太阳高悬。
虽然现在临近炎季末,正午的日光却依然烈烈,在这样的情况下行走,无疑会消耗大量的水分,所以沈漱流并不打算白天赶路。
而这正好方便了雄狮部落,不消半日,金狮厉就看到了他痛恨已久的黑狼部落众人。
哦,还有那群小兔子的气息。
金狮厉一声嗤笑,他说那群兔子去哪了呢,原来跟黑狼部落的那些兽人混在一起了,真是好啊,一个两个的,都叛变了,真不错。

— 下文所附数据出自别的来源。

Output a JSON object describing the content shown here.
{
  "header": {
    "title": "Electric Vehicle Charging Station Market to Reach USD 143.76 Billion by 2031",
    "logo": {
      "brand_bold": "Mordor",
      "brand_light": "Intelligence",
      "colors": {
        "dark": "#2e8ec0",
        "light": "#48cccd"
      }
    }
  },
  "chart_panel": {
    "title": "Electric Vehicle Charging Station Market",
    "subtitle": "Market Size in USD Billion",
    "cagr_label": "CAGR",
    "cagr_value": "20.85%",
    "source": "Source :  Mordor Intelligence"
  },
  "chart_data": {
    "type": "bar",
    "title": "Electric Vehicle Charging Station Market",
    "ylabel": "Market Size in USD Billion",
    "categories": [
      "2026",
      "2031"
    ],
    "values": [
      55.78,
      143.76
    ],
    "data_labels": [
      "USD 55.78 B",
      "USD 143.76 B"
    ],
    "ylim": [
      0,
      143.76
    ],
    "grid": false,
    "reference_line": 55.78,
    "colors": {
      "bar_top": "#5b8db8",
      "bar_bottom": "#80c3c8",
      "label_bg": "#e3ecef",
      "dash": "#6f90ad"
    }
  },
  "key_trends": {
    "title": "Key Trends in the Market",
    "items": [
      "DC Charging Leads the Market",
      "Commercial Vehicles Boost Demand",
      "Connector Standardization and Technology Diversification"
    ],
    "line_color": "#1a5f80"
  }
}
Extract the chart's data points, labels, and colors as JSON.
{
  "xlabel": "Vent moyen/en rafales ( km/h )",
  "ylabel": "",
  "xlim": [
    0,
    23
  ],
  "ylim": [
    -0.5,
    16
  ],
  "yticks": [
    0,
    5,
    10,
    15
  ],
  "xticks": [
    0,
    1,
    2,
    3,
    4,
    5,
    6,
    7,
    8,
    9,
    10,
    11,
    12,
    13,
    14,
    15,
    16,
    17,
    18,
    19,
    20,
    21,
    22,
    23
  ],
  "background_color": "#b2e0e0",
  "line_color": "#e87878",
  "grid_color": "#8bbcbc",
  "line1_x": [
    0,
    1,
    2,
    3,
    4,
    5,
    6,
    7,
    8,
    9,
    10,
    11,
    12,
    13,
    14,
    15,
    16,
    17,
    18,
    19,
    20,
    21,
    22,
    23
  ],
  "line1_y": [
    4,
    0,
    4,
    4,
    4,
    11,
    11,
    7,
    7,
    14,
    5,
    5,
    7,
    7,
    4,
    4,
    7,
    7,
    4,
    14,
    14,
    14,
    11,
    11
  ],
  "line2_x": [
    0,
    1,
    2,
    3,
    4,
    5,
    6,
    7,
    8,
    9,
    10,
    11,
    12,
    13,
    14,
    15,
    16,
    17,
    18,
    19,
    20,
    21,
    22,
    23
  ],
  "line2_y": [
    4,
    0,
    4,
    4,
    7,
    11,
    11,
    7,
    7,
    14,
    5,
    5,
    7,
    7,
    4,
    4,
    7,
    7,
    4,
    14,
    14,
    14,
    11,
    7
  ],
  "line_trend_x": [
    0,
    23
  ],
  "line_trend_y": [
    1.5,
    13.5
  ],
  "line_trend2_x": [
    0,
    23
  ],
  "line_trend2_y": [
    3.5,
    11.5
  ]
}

金狮厉可不是豺那些阴险小人,他不打算玩阴的,他要光明正大地把那些渣滓踩在脚下。
威猛的金狮在林中横冲直撞,眨眼之间就从林中冲出,金色的鬓发飒飒风动,犹如一颗灼灼烈日,正以燎原之势撞向黑狼部落众人。
金狮发出一声凌厉的狮吼,轰轰震天,惊掠了一群鸟兽,而在其后,万狮齐暗,同样庞大健壮的狮群,犹如众星拱月,追随他们的首领冲锋陷阵。
狮群速度极快,仿佛离弦之利箭,直刺向沈漱流的眉心。
虽然沈漱流早就料到和雄狮部落必有一战,却没想到这么快,等黑狼部落的警戒兽人发现狮群时,已经来不及绸缪,就已经和狮群正面刚上。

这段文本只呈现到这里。